Laboratory testing to identify HIV
infection has been used throughout the world for over 20 years, and
continues to be a major intervention in protecting recipients of blood
and tissues (Constantine et al., 2005). Serological screening of donor
blood for HIV antibodies remains a critical component in identifying and
eliminating HIV infected blood donations (Nkengasong et al., 1999) but,
this test rarely detect HIV antigen positive blood donors who are in
the window period.
Detection of this early viraemic stage
continues to be a challenge in transfusion medicine worldwide because of
the possibility of transmitting HIV infection (Polywka et al., 2005).
Many countries employ stringent blood donor selection criteria to defer
potentially infectious donors with high risk of HIV infection and employ
highly sensitive screening methods like Nucleic Acid Amplification
Testing (NAAT) in a nationally coordinated Blood Transfusion Service.
Following this approach, developed countries like the United States of
America (USA), United Kingdom (UK) and France have successfully reduced
infections through their blood supplies and the window period from an
average of 22 days based on antibody ELISA to 11days using NAAT (Busch
et al., 2003). In Africa where about 5 to 10% of cases of HIV are
reported to have been acquired through blood transfusion (WHO, 2002),
the use of sensitive testing assays has persistently posed a daunting
challenge for most nations.
In Nigeria, the national prevalence of
HIV among blood donors was reported to be 4.4% (PEPFAR, 2006) though,
different researchers (Irene, 2002; Durosinmi et al., 2003; Imoru et
al., 2003; Ejele et al., 2005) have reported varying prevalence from
different parts of Nigeria depending on the setting, nature of blood
donation, population prevalence, donor selection criteria and methods of
assays employed in testing. Pre-transfusion screening of blood is aimed
at reducing to the barest minimum the acquisition of transfusion
transmissible infections like HIV through donated blood. Facilities for
early detection of infection with newer technologies in asymptomatic
carriers thereby narrowing the window period are not available in the
study setting. Screening of blood donors rely on available
antibody-based detection method for HIV infection. Local data from this
centre on the percentage of post transfusion acquired HIV infection are
lacking as far as the authors are aware.
1.2 Problem Statement
Detection of the early viraemic stage of
HIV continues to be a challenge in transfusion medicine worldwide
because of the possibility of transmitting HIV infection. Serelogical
screening of donor blood for HIV antibodies remains a critical component
of identifying and eliminating HIV infected blood donations but this
test rarely detect HIV antigen positive blood donors who are in the
window period.
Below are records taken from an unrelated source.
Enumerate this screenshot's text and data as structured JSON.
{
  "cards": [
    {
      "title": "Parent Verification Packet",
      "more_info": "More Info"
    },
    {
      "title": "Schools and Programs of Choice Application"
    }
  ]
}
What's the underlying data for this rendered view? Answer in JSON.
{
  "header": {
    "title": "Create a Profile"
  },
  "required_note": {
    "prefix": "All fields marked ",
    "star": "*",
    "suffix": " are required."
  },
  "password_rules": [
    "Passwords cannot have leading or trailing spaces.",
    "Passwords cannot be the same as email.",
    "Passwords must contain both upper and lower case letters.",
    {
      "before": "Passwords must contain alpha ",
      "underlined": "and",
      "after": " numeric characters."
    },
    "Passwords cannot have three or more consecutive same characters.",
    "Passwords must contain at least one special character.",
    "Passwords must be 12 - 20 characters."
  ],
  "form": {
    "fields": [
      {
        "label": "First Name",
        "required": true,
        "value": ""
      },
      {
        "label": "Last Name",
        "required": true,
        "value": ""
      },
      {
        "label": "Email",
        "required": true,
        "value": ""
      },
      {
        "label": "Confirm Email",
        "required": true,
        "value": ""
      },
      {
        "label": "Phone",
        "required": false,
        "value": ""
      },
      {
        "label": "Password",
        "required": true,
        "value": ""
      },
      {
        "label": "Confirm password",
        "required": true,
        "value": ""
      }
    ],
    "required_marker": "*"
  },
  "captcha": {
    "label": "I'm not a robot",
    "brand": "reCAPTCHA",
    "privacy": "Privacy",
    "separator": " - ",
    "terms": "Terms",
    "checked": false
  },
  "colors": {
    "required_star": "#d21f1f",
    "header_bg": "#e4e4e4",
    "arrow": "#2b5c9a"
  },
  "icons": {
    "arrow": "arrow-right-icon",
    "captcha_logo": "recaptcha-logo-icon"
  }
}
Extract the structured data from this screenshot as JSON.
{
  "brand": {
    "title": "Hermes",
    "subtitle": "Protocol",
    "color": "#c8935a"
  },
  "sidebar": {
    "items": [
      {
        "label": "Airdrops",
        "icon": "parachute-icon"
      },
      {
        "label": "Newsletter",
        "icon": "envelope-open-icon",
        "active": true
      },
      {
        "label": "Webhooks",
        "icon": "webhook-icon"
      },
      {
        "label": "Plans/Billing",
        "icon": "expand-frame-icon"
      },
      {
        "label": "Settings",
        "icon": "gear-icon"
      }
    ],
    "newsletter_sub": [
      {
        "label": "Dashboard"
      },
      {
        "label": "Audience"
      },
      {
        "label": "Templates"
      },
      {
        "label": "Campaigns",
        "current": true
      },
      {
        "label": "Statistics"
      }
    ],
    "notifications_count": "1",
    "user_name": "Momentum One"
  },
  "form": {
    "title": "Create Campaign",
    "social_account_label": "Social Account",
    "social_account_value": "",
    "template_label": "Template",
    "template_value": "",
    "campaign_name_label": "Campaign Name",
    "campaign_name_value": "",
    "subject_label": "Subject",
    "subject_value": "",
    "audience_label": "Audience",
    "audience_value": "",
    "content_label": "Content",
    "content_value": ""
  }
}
Hence there is need to assess the prevalence of HIV/AIDS
among intending donors.
1.3 Objectives of the Study
The major objective of the study is the prevalence of HIV/AIDS among intending donors.
1.4 Research Questions
(1) what is HIV/AIDS?
(2) what are its mode of transmission?
(3) what is its prevalence in the population?
(4) why the need to know its prevalence among intending donors?
1.5 Significance of the Study
This study gives a clear insight into
the prevalence of HIV/AIDS among intending donors. It also serves part
of a preliminary study to identify intending blood donors that are
medically fit to donate blood.
1.6 Scope of the study
The research focuses on the prevalence of HIV/AIDS among intending donors.